入れ歯は歯の代わりとなる人工歯という部分と歯茎の代わりになる床(しょう)という2つで構成されています。部分入れ歯の場合は、残っている自分の歯にかける金属のバネ(クラスプ)も入れ歯を構成する上で外せません。
入れ歯は保険診療でも治療できるため、治療費を抑えることが可能です。しかし、保険で製作する入れ歯は耐久性や機能性で自費診療の入れ歯に劣ります。その一方、保険診療は日本国内にあるほとんどの歯科医院でおこなっているため、国内の歯科医院であれば修理できるという特徴もあります。

入れ歯は不適合が起きやすい

基本的に入れ歯は粘膜の上に被せるように設置します。歯茎と入れ歯の間に唾液を介在させ、吸着する原理を使っています。入れ歯を使用し続けると、歯茎が痩せていきます。これは、しばしば住宅に例えることができます。
入れ歯は家の本体、歯茎は住宅の基礎工事や地盤です。地盤・基礎工事が崩れているのに、住宅を建てるとどうなるでしょうか。不安定で地震が起きると崩れてしまいます。では、地盤や基礎工事が崩れてしまった場合、上部に存在する住宅を地盤や基礎工事に合わせて作り直すとどうなるでしょうか。基礎工事にしっかり合う設計になるため、安定した住宅になります。
これは、入れ歯でも同じです。歯茎が加齢や慢性的な刺激によって痩せてしまった場合、入れ歯を調整する必要があります。高齢者の人が歯科治療へ通う理由で多いのが入れ歯の不適合で、歯茎が痩せ落ちるだけではなく、人工歯が削れてしまい噛みにくいことも高齢者の人からすれば悩みのタネになってしまいます。ブリッジやインプラントと比較してみても、入れ歯は使用年数に連れて不適合が起きやすいです。

入れ歯の不適合の症状

入れ歯で不適合が起きるとどのような症状が出るでしょうか。歯茎がやせおちてしまった場合は、入れ歯が浮いた状態や左右片方の歯茎と入れ歯の間に隙間ができる状態になります。このような状態では、入れ歯の辺縁が歯茎にあたるため、歯茎に炎症が起きることがあります。また、入れ歯と歯茎の間にできる隙間から食べ物が入るため食事をするのが大変になることもあります。
人工歯が削れてしまった場合は、噛み合わせが悪くなるため食べ物を噛み切りにくいという症状が見られます。
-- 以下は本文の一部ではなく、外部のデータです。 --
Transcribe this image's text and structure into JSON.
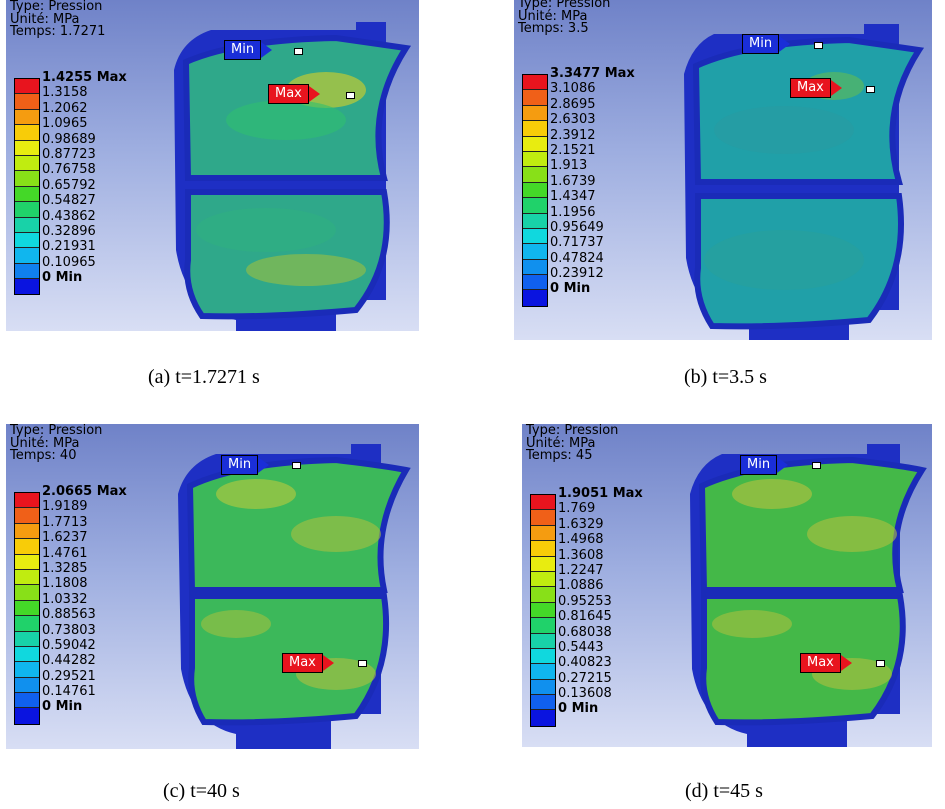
{
  "legend_colors": [
    "#e8141e",
    "#f06018",
    "#f59c10",
    "#f8cc08",
    "#e8ec10",
    "#c0ec10",
    "#88e018",
    "#44d828",
    "#20d26a",
    "#18d2a8",
    "#10d8de",
    "#10b6ee",
    "#1080ee",
    "#1048ee",
    "#0a14e0"
  ],
  "panels": [
    {
      "header": {
        "type": "Type: Pression",
        "unit": "Unité: MPa",
        "time": "Temps: 1.7271"
      },
      "values": [
        "1.4255 Max",
        "1.3158",
        "1.2062",
        "1.0965",
        "0.98689",
        "0.87723",
        "0.76758",
        "0.65792",
        "0.54827",
        "0.43862",
        "0.32896",
        "0.21931",
        "0.10965",
        "0 Min"
      ],
      "min_tag": "Min",
      "max_tag": "Max",
      "caption": "(a) t=1.7271 s"
    },
    {
      "header": {
        "type": "Type: Pression",
        "unit": "Unité: MPa",
        "time": "Temps: 3.5"
      },
      "values": [
        "3.3477 Max",
        "3.1086",
        "2.8695",
        "2.6303",
        "2.3912",
        "2.1521",
        "1.913",
        "1.6739",
        "1.4347",
        "1.1956",
        "0.95649",
        "0.71737",
        "0.47824",
        "0.23912",
        "0 Min"
      ],
      "min_tag": "Min",
      "max_tag": "Max",
      "caption": "(b) t=3.5 s"
    },
    {
      "header": {
        "type": "Type: Pression",
        "unit": "Unité: MPa",
        "time": "Temps: 40"
      },
      "values": [
        "2.0665 Max",
        "1.9189",
        "1.7713",
        "1.6237",
        "1.4761",
        "1.3285",
        "1.1808",
        "1.0332",
        "0.88563",
        "0.73803",
        "0.59042",
        "0.44282",
        "0.29521",
        "0.14761",
        "0 Min"
      ],
      "min_tag": "Min",
      "max_tag": "Max",
      "caption": "(c) t=40 s"
    },
    {
      "header": {
        "type": "Type: Pression",
        "unit": "Unité: MPa",
        "time": "Temps: 45"
      },
      "values": [
        "1.9051 Max",
        "1.769",
        "1.6329",
        "1.4968",
        "1.3608",
        "1.2247",
        "1.0886",
        "0.95253",
        "0.81645",
        "0.68038",
        "0.5443",
        "0.40823",
        "0.27215",
        "0.13608",
        "0 Min"
      ],
      "min_tag": "Min",
      "max_tag": "Max",
      "caption": "(d) t=45 s"
    }
  ]
}
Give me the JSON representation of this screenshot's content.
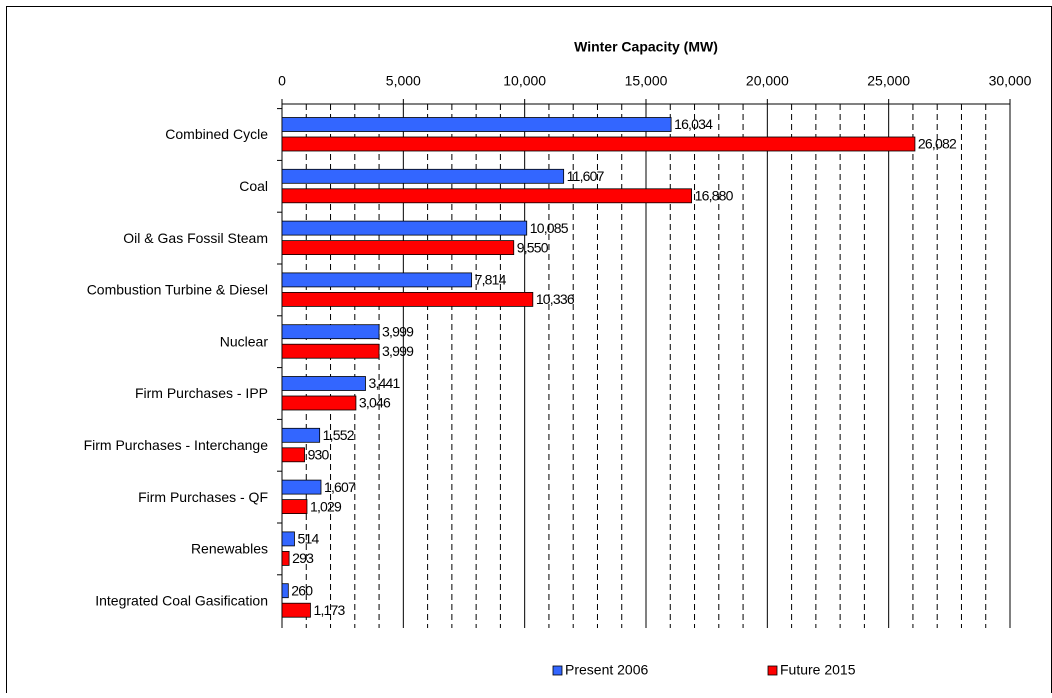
{
  "chart_data": {
    "type": "hbar",
    "x_label": "Winter Capacity (MW)",
    "categories": [
      "Combined Cycle",
      "Coal",
      "Oil & Gas Fossil Steam",
      "Combustion Turbine & Diesel",
      "Nuclear",
      "Firm Purchases - IPP",
      "Firm Purchases - Interchange",
      "Firm Purchases - QF",
      "Renewables",
      "Integrated Coal Gasification"
    ],
    "series": [
      {
        "name": "Present 2006",
        "color": "#3366ff",
        "values": [
          16034,
          11607,
          10085,
          7814,
          3999,
          3441,
          1552,
          1607,
          514,
          260
        ],
        "value_labels": [
          "16,034",
          "11,607",
          "10,085",
          "7,814",
          "3,999",
          "3,441",
          "1,552",
          "1,607",
          "514",
          "260"
        ]
      },
      {
        "name": "Future 2015",
        "color": "#ff0000",
        "values": [
          26082,
          16880,
          9550,
          10336,
          3999,
          3046,
          930,
          1029,
          293,
          1173
        ],
        "value_labels": [
          "26,082",
          "16,880",
          "9,550",
          "10,336",
          "3,999",
          "3,046",
          "930",
          "1,029",
          "293",
          "1,173"
        ]
      }
    ],
    "xlim": [
      0,
      30000
    ],
    "xticks": [
      0,
      {
        "value": 5000,
        "label": "5,000"
      },
      {
        "value": 10000,
        "label": "10,000"
      },
      {
        "value": 15000,
        "label": "15,000"
      },
      {
        "value": 20000,
        "label": "20,000"
      },
      {
        "value": 25000,
        "label": "25,000"
      },
      {
        "value": 30000,
        "label": "30,000"
      }
    ],
    "minor_grid": [
      1000,
      2000,
      3000,
      4000,
      6000,
      7000,
      8000,
      9000,
      11000,
      12000,
      13000,
      14000,
      16000,
      17000,
      18000,
      19000,
      21000,
      22000,
      23000,
      24000,
      26000,
      27000,
      28000,
      29000
    ],
    "grid": true,
    "legend": "bottom"
  }
}
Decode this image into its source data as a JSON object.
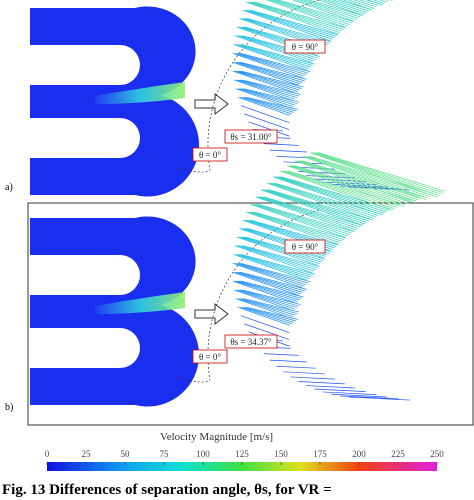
{
  "panels": [
    {
      "label": "a)",
      "theta_90": "θ = 90°",
      "theta_s": "θs = 31.00°",
      "theta_0": "θ = 0°"
    },
    {
      "label": "b)",
      "theta_90": "θ = 90°",
      "theta_s": "θs = 34.37°",
      "theta_0": "θ = 0°"
    }
  ],
  "colorbar": {
    "title": "Velocity Magnitude [m/s]",
    "range": [
      0,
      250
    ],
    "ticks": [
      0,
      25,
      50,
      75,
      100,
      125,
      150,
      175,
      200,
      225,
      250
    ]
  },
  "caption": "Fig. 13 Differences of separation angle, θs, for VR ="
}
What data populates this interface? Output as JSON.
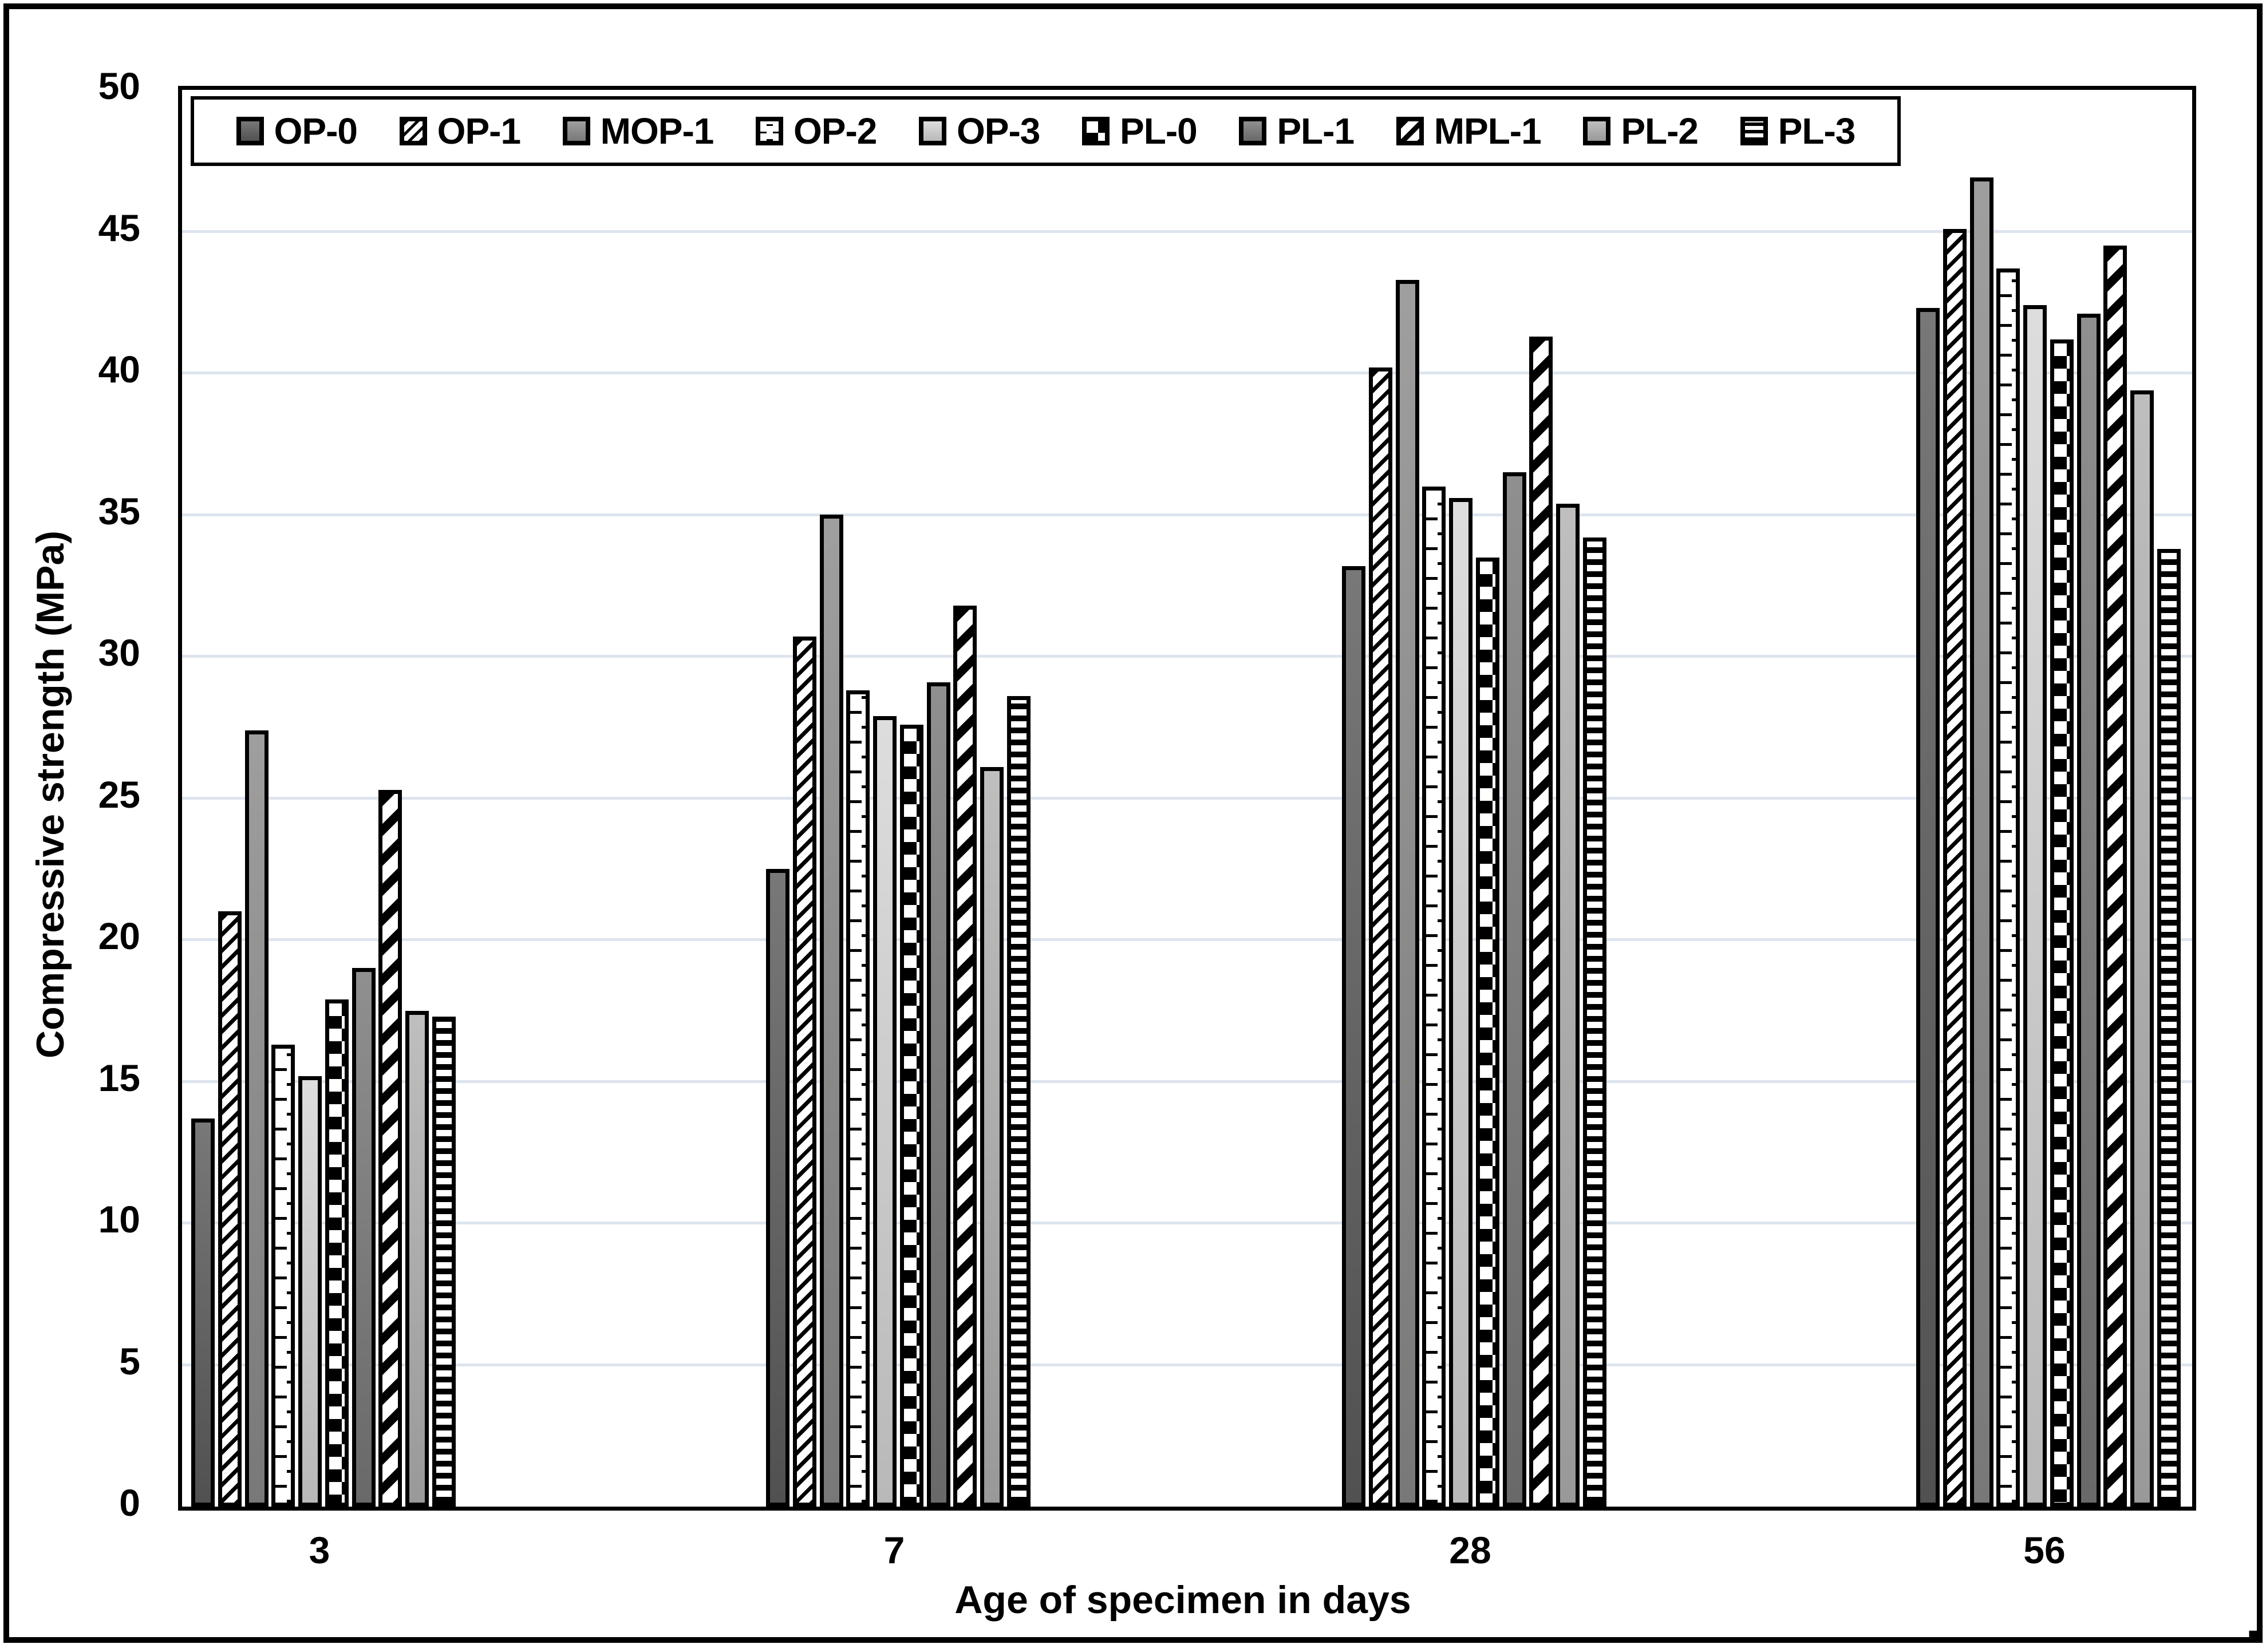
{
  "chart_data": {
    "type": "bar",
    "title": "",
    "xlabel": "Age of specimen in days",
    "ylabel": "Compressive strength (MPa)",
    "categories": [
      "3",
      "7",
      "28",
      "56"
    ],
    "ylim": [
      0,
      50
    ],
    "ytick_step": 5,
    "y_tick_labels": [
      "0",
      "5",
      "10",
      "15",
      "20",
      "25",
      "30",
      "35",
      "40",
      "45",
      "50"
    ],
    "grid": "horizontal",
    "gridline_color": "#dde4ee",
    "axis_color": "#000000",
    "legend_position": "top",
    "series": [
      {
        "name": "OP-0",
        "style": "solid",
        "color": "#5e5e5e",
        "values": [
          13.7,
          22.5,
          33.2,
          42.3
        ]
      },
      {
        "name": "OP-1",
        "style": "hatch-thin-diagonal",
        "color": "#000000",
        "values": [
          21.0,
          30.7,
          40.2,
          45.1
        ]
      },
      {
        "name": "MOP-1",
        "style": "solid",
        "color": "#8c8c8c",
        "values": [
          27.4,
          35.0,
          43.3,
          46.9
        ]
      },
      {
        "name": "OP-2",
        "style": "dash-horizontal",
        "color": "#000000",
        "values": [
          16.3,
          28.8,
          36.0,
          43.7
        ]
      },
      {
        "name": "OP-3",
        "style": "solid",
        "color": "#d7d7d7",
        "values": [
          15.2,
          27.9,
          35.6,
          42.4
        ]
      },
      {
        "name": "PL-0",
        "style": "checker",
        "color": "#000000",
        "values": [
          17.9,
          27.6,
          33.5,
          41.2
        ]
      },
      {
        "name": "PL-1",
        "style": "solid",
        "color": "#7a7a7a",
        "values": [
          19.0,
          29.1,
          36.5,
          42.1
        ]
      },
      {
        "name": "MPL-1",
        "style": "stripe-wide-diagonal",
        "color": "#000000",
        "values": [
          25.3,
          31.8,
          41.3,
          44.5
        ]
      },
      {
        "name": "PL-2",
        "style": "solid",
        "color": "#b2b2b2",
        "values": [
          17.5,
          26.1,
          35.4,
          39.4
        ]
      },
      {
        "name": "PL-3",
        "style": "stripe-horizontal",
        "color": "#000000",
        "values": [
          17.3,
          28.6,
          34.2,
          33.8
        ]
      }
    ]
  },
  "figure": {
    "background": "#ffffff",
    "border_color": "#000000",
    "trailing_period": "."
  }
}
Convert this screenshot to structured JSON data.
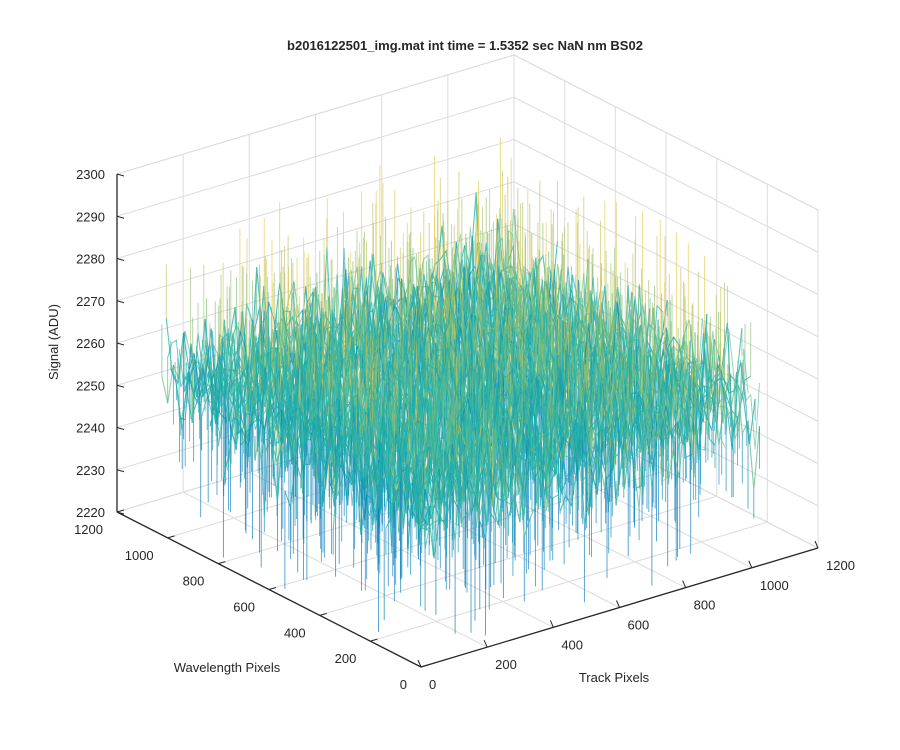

噛みきれないため、強く噛む傾向が出てしまい、入れ歯で歯茎を押し込み痛みが発生することがあります。

入れ歯の不適合と癌

入れ歯に不適合が起きていると、癌を誘発することがあります。入れ歯と癌は直接的に関係しているわけではないですが、入れ歯の辺縁が歯茎を慢性的に刺激することで細胞を癌化させやすいのです。主に入れ歯の不適合が原因で癌が発生する部位は舌や歯茎です。中でも、舌の横は入れ歯と接触しやすいため不適合が起きている場合は早急に調整することをおすすめします。

入れ歯は定期的なメインテナンスが必要

入れ歯は保険診療で製作できるため、壊れてしまったり紛失してしまったりした場合でも日本国内にあるほとんどの歯科医院で対応できる特徴があります。人工歯は使用し続けていれば、削れてしまい、歯茎は痩せていきます。入れ歯を長い期間使用するには、定期的なメインテナンスを続ける必要があります。介護を受けている人も、入れ歯が適合しているかしっかり歯科医師に調べてもらいましょう。